Здесь народ вовсе рассмеялся, всем как бы полегчало, волна разговора пошла на убыль и вот уже шелестом шепота заплескалась, выбрасываясь на камни тишины, сравниваясь с шумом бесед листьев берез с летающими мимо пташками.
И вот восторжествовало на людских лицах выражение смиренной раздумчивости. Потихоньку стали расходиться.

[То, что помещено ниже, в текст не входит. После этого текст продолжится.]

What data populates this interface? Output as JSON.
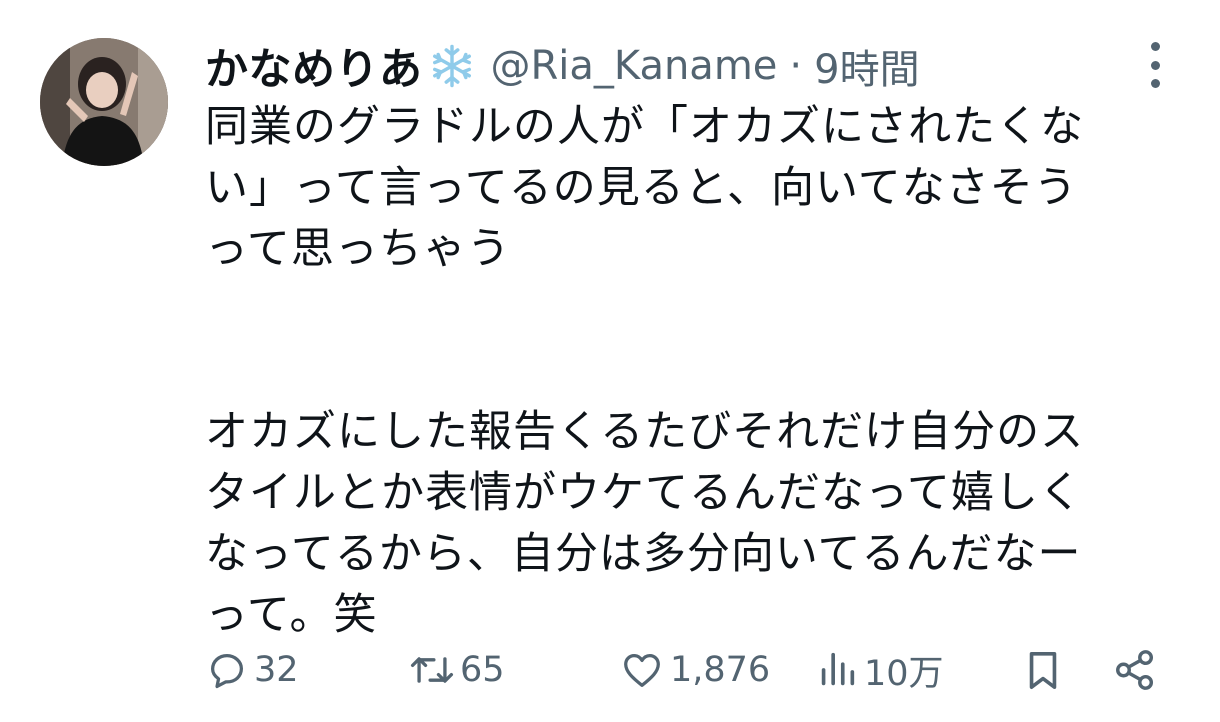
{
  "tweet": {
    "display_name": "かなめりあ",
    "handle": "@Ria_Kaname",
    "separator": "·",
    "time": "9時間",
    "body": {
      "lines_para1": [
        "同業のグラドルの人が「オカズにされたくな",
        "い」って言ってるの見ると、向いてなさそう",
        "って思っちゃう"
      ],
      "lines_para2": [
        "オカズにした報告くるたびそれだけ自分のス",
        "タイルとか表情がウケてるんだなって嬉しく",
        "なってるから、自分は多分向いてるんだなー",
        "って。笑"
      ]
    }
  },
  "actions": {
    "replies": "32",
    "retweets": "65",
    "likes": "1,876",
    "views": "10万"
  },
  "icons": {
    "name_badge": "snowflake-icon",
    "more": "more-vertical-icon",
    "reply": "reply-icon",
    "retweet": "retweet-icon",
    "like": "heart-icon",
    "views": "views-icon",
    "bookmark": "bookmark-icon",
    "share": "share-icon"
  },
  "colors": {
    "text": "#0f1419",
    "secondary": "#536471",
    "snowflake": "#8fcbea"
  }
}
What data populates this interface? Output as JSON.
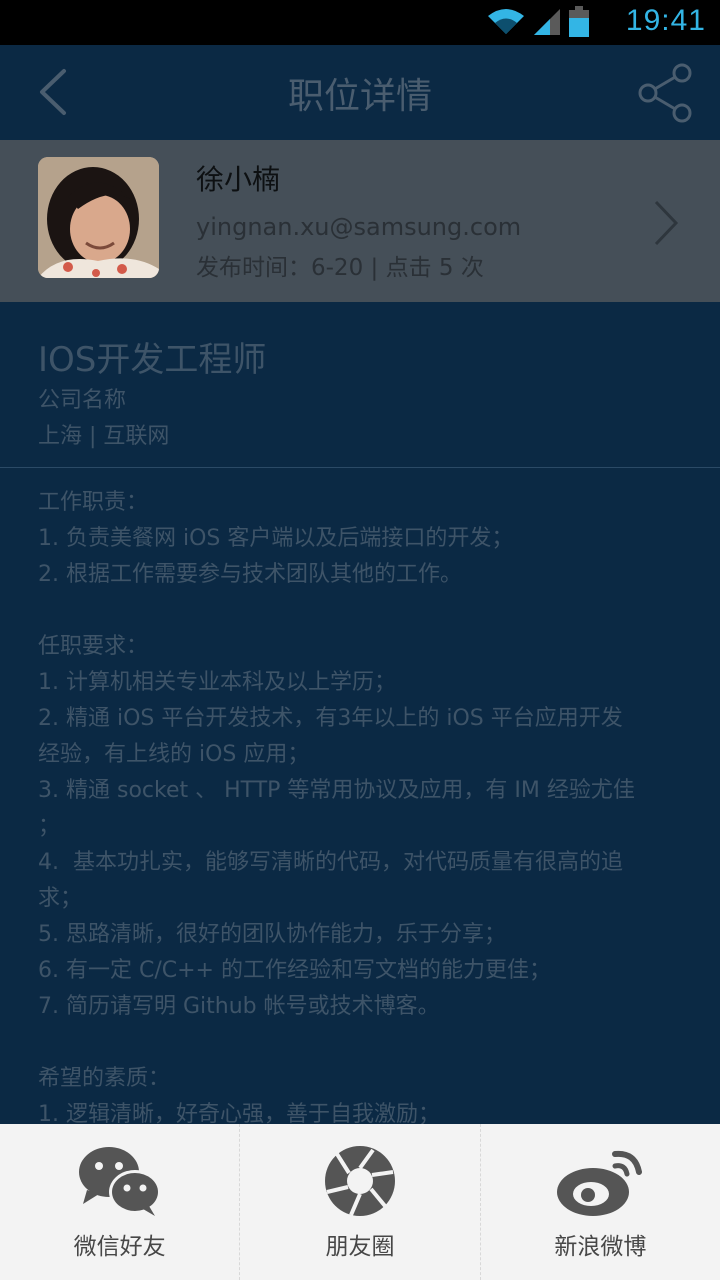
{
  "status": {
    "time": "19:41"
  },
  "appbar": {
    "title": "职位详情"
  },
  "profile": {
    "name": "徐小楠",
    "email": "yingnan.xu@samsung.com",
    "meta": "发布时间：6-20  |  点击 5 次"
  },
  "job": {
    "title": "IOS开发工程师",
    "company": "公司名称",
    "location": "上海 | 互联网"
  },
  "description": {
    "lines": [
      "工作职责：",
      "1. 负责美餐网 iOS 客户端以及后端接口的开发；",
      "2. 根据工作需要参与技术团队其他的工作。",
      "",
      "任职要求：",
      "1. 计算机相关专业本科及以上学历；",
      "2. 精通 iOS 平台开发技术，有3年以上的 iOS 平台应用开发",
      "经验，有上线的 iOS 应用；",
      "3. 精通 socket 、 HTTP 等常用协议及应用，有 IM 经验尤佳",
      "；",
      "4.  基本功扎实，能够写清晰的代码，对代码质量有很高的追",
      "求；",
      "5. 思路清晰，很好的团队协作能力，乐于分享；",
      "6. 有一定 C/C++ 的工作经验和写文档的能力更佳；",
      "7. 简历请写明 Github 帐号或技术博客。",
      "",
      "希望的素质：",
      "1. 逻辑清晰，好奇心强，善于自我激励；"
    ]
  },
  "share": {
    "items": [
      {
        "label": "微信好友",
        "icon": "wechat-icon"
      },
      {
        "label": "朋友圈",
        "icon": "moments-icon"
      },
      {
        "label": "新浪微博",
        "icon": "weibo-icon"
      }
    ]
  },
  "colors": {
    "background": "#0b2944",
    "status_time": "#33b5e5",
    "sheet_bg": "#f3f3f3"
  }
}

Один же, не боле шести лет тому пришлый мужчина в годах, бирюком с черного цвета овчаркой дружно живущий на краю, у леса, двору кого сосны служили столбами забора, непрестанно бормотал себе под нос, и рядом стоило быть, чтобы услышать:
– В книжках дано – никто не верит – не глядит в глаза свои – быть приходу сатаны – из красного моря – кровопивец в крови – всяк окрыленный обескрылит – всяк праведник оболган – человек станет жрать человечину – ночь названа днем. И проклятой станет Русь на тринадцать колен.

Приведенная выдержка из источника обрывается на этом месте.